Conforme a presidente do grupo Sonangol, Isabel dos Santos, a petrolífera deverá trazer a experiência e o “know-how” de quem já passou pela crise noutros momentos, noutros contextos para ajudar a empresa a ser mais rápida na gestão da crise. Com isso, entende ser necessária a concentração da administração na geração de resultados, eliminação de desperdícios, optimização dos recursos e sua motivação, pois os mesmos devem fazer parte das mudanças, mostrando competência e energia para enfrentarem os desafios do mercado.
Neste sentido, a petrolífera avaliou um total de seis mil trabalhadores, no quadro da melhoria do quadro organizacional, perspectivando a evolução das competências técnicas, comportamental e das atitudes.

Rede hoteleira

No balanço recente, a rubrica de investimentos em imóveis no segmento de hotéis inclui, essencialmente, investimentos nos hotéis HCTA (32.4 triliões de kwanzas), Maianga (3.725 milhões), Florença (2.601 milhões) e Base do Kwanda (396 milhões).
A administração explica que estes hotéis estão a ser explorados por entidades terceiras ao abrigo de contratos, recebendo o Grupo rendas pela sua exploração.
Face às incertezas sobre a recuperabilidade dos investimentos realizados em unidades hoteleiras, o balanço avança que o Grupo realizou testes de imparidades que resultaram no reconhecimento de perdas nos activos HCTA (22.5 triliões de kwanzas), Hotel Riomar (6.4 triliões), Hotel Maianga (2.751 milhões) e Hotel Florença (493.3 milhões), encontrando-se as referidas perdas reflectidas na rubrica de resultados não operacionais.

Investimento no LNG

Os investimentos financeiros na Angola LNG Supply Services, Angola LNG Ltd, OPCO e SOMG correspondem a uma participação de 22,8 por cento em empresas responsáveis pela refinação de gás natural em Angola, na qual a Sonangol Gás Natural participa em conjunto com outros operadores, nomeadamente a Chevron com 36,4 por cento e a Total, BP Amoco e ENI, todas elas com 13,6 cada.
A empresa LNG Ltd corresponde à refinaria de gás e é o foco principal do investimento do consórcio.

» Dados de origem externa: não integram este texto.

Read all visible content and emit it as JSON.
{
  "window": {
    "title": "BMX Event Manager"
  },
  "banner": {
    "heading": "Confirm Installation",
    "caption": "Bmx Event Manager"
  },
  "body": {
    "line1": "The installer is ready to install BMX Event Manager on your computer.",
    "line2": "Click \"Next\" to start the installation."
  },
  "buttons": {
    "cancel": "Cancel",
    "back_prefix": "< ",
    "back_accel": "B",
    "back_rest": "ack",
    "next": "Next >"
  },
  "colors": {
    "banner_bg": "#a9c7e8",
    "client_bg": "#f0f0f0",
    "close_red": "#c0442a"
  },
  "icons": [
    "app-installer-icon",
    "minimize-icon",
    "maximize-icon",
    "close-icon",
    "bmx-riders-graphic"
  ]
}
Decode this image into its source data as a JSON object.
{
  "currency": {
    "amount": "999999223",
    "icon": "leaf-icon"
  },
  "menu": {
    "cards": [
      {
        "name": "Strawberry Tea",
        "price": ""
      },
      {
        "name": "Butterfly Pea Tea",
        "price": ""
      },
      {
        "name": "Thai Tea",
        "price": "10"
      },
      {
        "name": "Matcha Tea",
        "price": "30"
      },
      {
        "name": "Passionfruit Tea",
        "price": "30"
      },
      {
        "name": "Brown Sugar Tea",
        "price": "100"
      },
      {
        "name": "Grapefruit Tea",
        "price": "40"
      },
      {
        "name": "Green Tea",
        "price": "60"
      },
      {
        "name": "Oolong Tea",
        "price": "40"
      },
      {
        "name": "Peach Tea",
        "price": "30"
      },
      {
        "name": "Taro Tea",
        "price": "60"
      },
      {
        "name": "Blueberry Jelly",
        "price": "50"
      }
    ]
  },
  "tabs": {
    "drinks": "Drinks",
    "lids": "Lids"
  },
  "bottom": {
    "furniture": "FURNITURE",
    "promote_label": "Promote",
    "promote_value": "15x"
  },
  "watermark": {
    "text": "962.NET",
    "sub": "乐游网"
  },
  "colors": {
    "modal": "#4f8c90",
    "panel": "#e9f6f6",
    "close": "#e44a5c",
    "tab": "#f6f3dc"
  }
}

A LNG Supply Services é a empresa responsável por fazer o serviço de expedição das cargas entre a refinaria e o cliente final. A SOMG é a empresa responsável por fazer a manutenção e reparação das infra-estruturas da refinaria. Por seu lado a OPCO é a empresa responsável por fornecer os técnicos especializados na operação da refinaria.